Rencontre avec Vincent Raynaud,
l’éditeur français de Elena Ferrante
« L’amie prodigieuse : un roman du 19e siècle à l’ère de Netflix »
La place d’éditeur de littérature italienne chez Gallimard est probablement devenue la plus enviée du milieu ! Le chanceux s’appelle Vincent Raynaud, il est entré dans la maison en 2005 et, s’il se réjouit bien sûr du phénomène Ferrante, il garde les idées claires et la tête froide, n’oubliant jamais qu’il se glisse toujours une part de chance dans ce genre d’aventure.
Connaissiez-vous les livres d’Elena Ferrante avant la parution de « L’amie prodigieuse » ?
Gallimard a publié son premier roman (« L’amour harcelant ») en 1995, le deuxième (« Les jours de mon abandon ») en 2003. Je me suis occupé du troisième, « Poupée volée » en 2009. C’était déjà un livre formidable, mais passé inaperçu. Le fait de n’avoir pas d’auteur à présenter ne facilitait pas la promotion. Ses ouvrages se vendaient à quelques centaines d’exemplaires, mais nous avons une politique de catalogue qui nous permet de continuer à publier des écrivains confidentiels. Cependant, pour avoir vécu en Italie où elle était considérée comme quelqu’un d’important, et avoir lu tous ses livres, je savais que ça marcherait un jour.
Lorsque vous avez découvert le manuscrit de « L’amie prodigieuse », avez-vous eu l’impression qu’il était différent des précédents ?
Nous savions dès le départ qu’il s’agissait de trois livres (en fait il y en aura quatre) et on se souvenait bien sûr des succès d’autres séries comme « Harry Potter » ou « Millenium ». Mais nous avions connu aussi de mauvaises expériences que je ne citerai pas. Dans ces cas, si le premier ne marche pas, c’est toute la suite qui est condamnée. J’ai donc trouvé cette histoire formidable, il y avait un souffle historique, un regard sur les femmes, sur la manière dont elles ont changé durant cette période allant des années cinquante à nos jours… Mais le cœur du livre se trouvait dans le lien entre les deux héroïnes, dans leur amitié… C’était un vrai roman du 19e siècle, à l’ère de Netflix. En le lisant, j’ai effectivement pensé qu’Elena Ferrante avait franchi un palier. Mais nous sommes restés prudents et nous avons lancé un premier tirage de 6000, 7000 exeplaires…

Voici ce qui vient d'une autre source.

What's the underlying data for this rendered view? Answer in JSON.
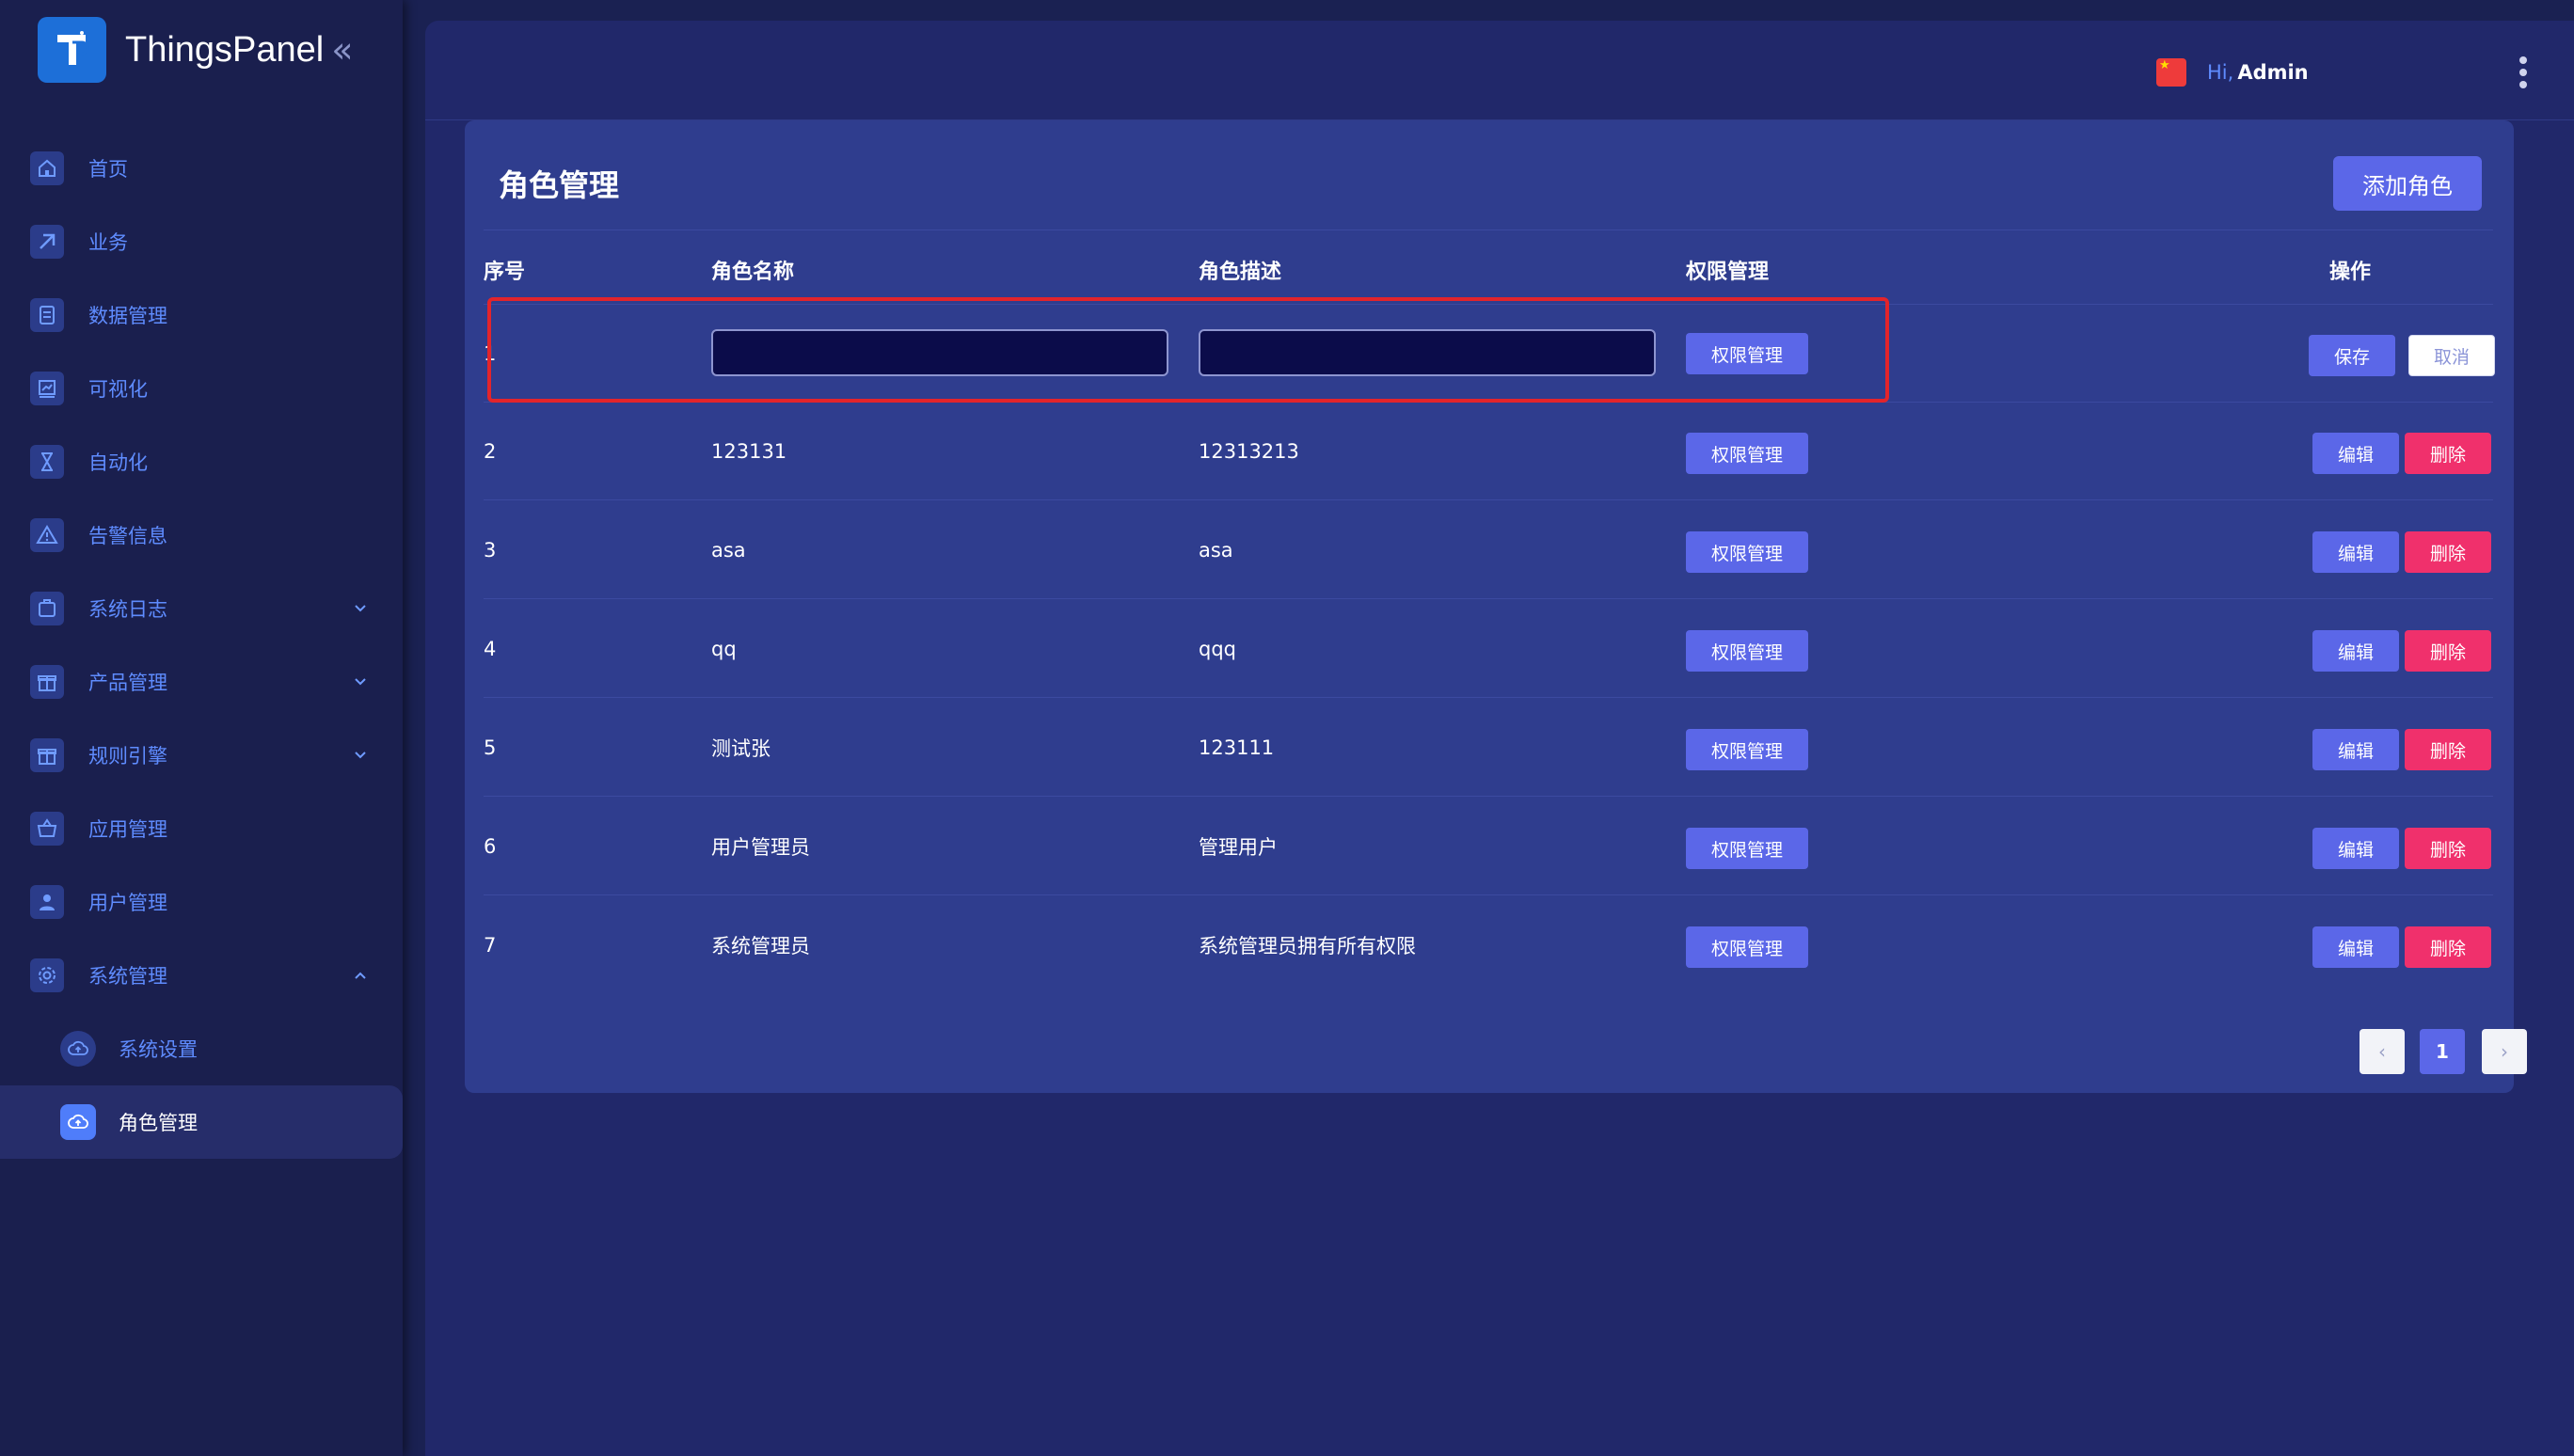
{
  "app": {
    "name": "ThingsPanel"
  },
  "sidebar": {
    "items": [
      {
        "label": "首页",
        "icon": "home-icon"
      },
      {
        "label": "业务",
        "icon": "business-icon"
      },
      {
        "label": "数据管理",
        "icon": "data-icon"
      },
      {
        "label": "可视化",
        "icon": "chart-icon"
      },
      {
        "label": "自动化",
        "icon": "hourglass-icon"
      },
      {
        "label": "告警信息",
        "icon": "warning-icon"
      },
      {
        "label": "系统日志",
        "icon": "log-icon",
        "expandable": true,
        "expanded": false
      },
      {
        "label": "产品管理",
        "icon": "gift-icon",
        "expandable": true,
        "expanded": false
      },
      {
        "label": "规则引擎",
        "icon": "gift-icon",
        "expandable": true,
        "expanded": false
      },
      {
        "label": "应用管理",
        "icon": "basket-icon"
      },
      {
        "label": "用户管理",
        "icon": "user-icon"
      },
      {
        "label": "系统管理",
        "icon": "gear-icon",
        "expandable": true,
        "expanded": true
      }
    ],
    "subitems": [
      {
        "label": "系统设置",
        "icon": "cloud-upload-icon",
        "active": false
      },
      {
        "label": "角色管理",
        "icon": "cloud-upload-icon",
        "active": true
      }
    ]
  },
  "header": {
    "hi": "Hi,",
    "user": "Admin",
    "language_flag": "china-flag-icon"
  },
  "page": {
    "title": "角色管理",
    "add_button": "添加角色",
    "columns": [
      "序号",
      "角色名称",
      "角色描述",
      "权限管理",
      "操作"
    ],
    "editing_row": {
      "index": "1",
      "name_value": "",
      "desc_value": "",
      "perm_label": "权限管理",
      "save_label": "保存",
      "cancel_label": "取消"
    },
    "rows": [
      {
        "index": "2",
        "name": "123131",
        "desc": "12313213",
        "perm_label": "权限管理",
        "edit_label": "编辑",
        "delete_label": "删除"
      },
      {
        "index": "3",
        "name": "asa",
        "desc": "asa",
        "perm_label": "权限管理",
        "edit_label": "编辑",
        "delete_label": "删除"
      },
      {
        "index": "4",
        "name": "qq",
        "desc": "qqq",
        "perm_label": "权限管理",
        "edit_label": "编辑",
        "delete_label": "删除"
      },
      {
        "index": "5",
        "name": "测试张",
        "desc": "123111",
        "perm_label": "权限管理",
        "edit_label": "编辑",
        "delete_label": "删除"
      },
      {
        "index": "6",
        "name": "用户管理员",
        "desc": "管理用户",
        "perm_label": "权限管理",
        "edit_label": "编辑",
        "delete_label": "删除"
      },
      {
        "index": "7",
        "name": "系统管理员",
        "desc": "系统管理员拥有所有权限",
        "perm_label": "权限管理",
        "edit_label": "编辑",
        "delete_label": "删除"
      }
    ],
    "pagination": {
      "prev": "‹",
      "current": "1",
      "next": "›"
    }
  },
  "colors": {
    "accent": "#5b67e8",
    "danger": "#f0306c",
    "highlight": "#e3242b",
    "sidebar_text": "#5f8cff"
  }
}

Il a tout de suite marché ?
Il a mieux marché que les précédents, mais cela s’est vraiment envolé avec la version en poche du premier volume dont le bandeau, « le livre que Daniel Pennac offre à ses amis », a contribué au succès. Aujourd’hui, les trois tomes sont les trois meilleures ventes de romans. Le premier s’est vendu en Folio à 600.000 exemplaires (et 30.000 en grand format), le deuxième à 100.000 en grand format et il vient de sortir en poche avec un premier tirage de 300.000 exemplaires. Le troisième enfin qui vient de paraître lui aussi débute à 80.000 exemplaires. Pour un auteur qui n’a pas d’existence publique et rien à raconter sur sa vie, c’est incroyable.
Est-ce que vous, vous savez qui se cache derrière le nom d’Elena Ferrante ?
Je n’en sais pas plus que ce qu’ont révélé les journaux. C’est une hypothèse crédible, mais finalement on s’en désintéresse un peu non ? Dès ses premiers livres, Elena Ferrante a écrit une lettre en demandant que l’on respecte son choix. L’enquête qui a été menée pour essayer de trouver quel auteur se cachait derrière ce pseudonyme est réservée en général aux criminels ! Depuis, elle a cessé de répondre aux interviews.
Il y aura donc un quatrième volume. Ce sera le dernier ?
Oui, et nous le publierons en octobre 2017. Puis en janvier 2018, un recueil réunira des lettres, des interviews et des textes courts. Elena Ferrante a remis l’Italie au centre de la littérature étrangère qui, jusqu’à présent restait plutôt à l’ombre des Anglo-Saxons et des Scandinaves. Il faut encore juste souligner la qualité de la traduction signée Elsa Damien qui a contribué elle aussi au succès.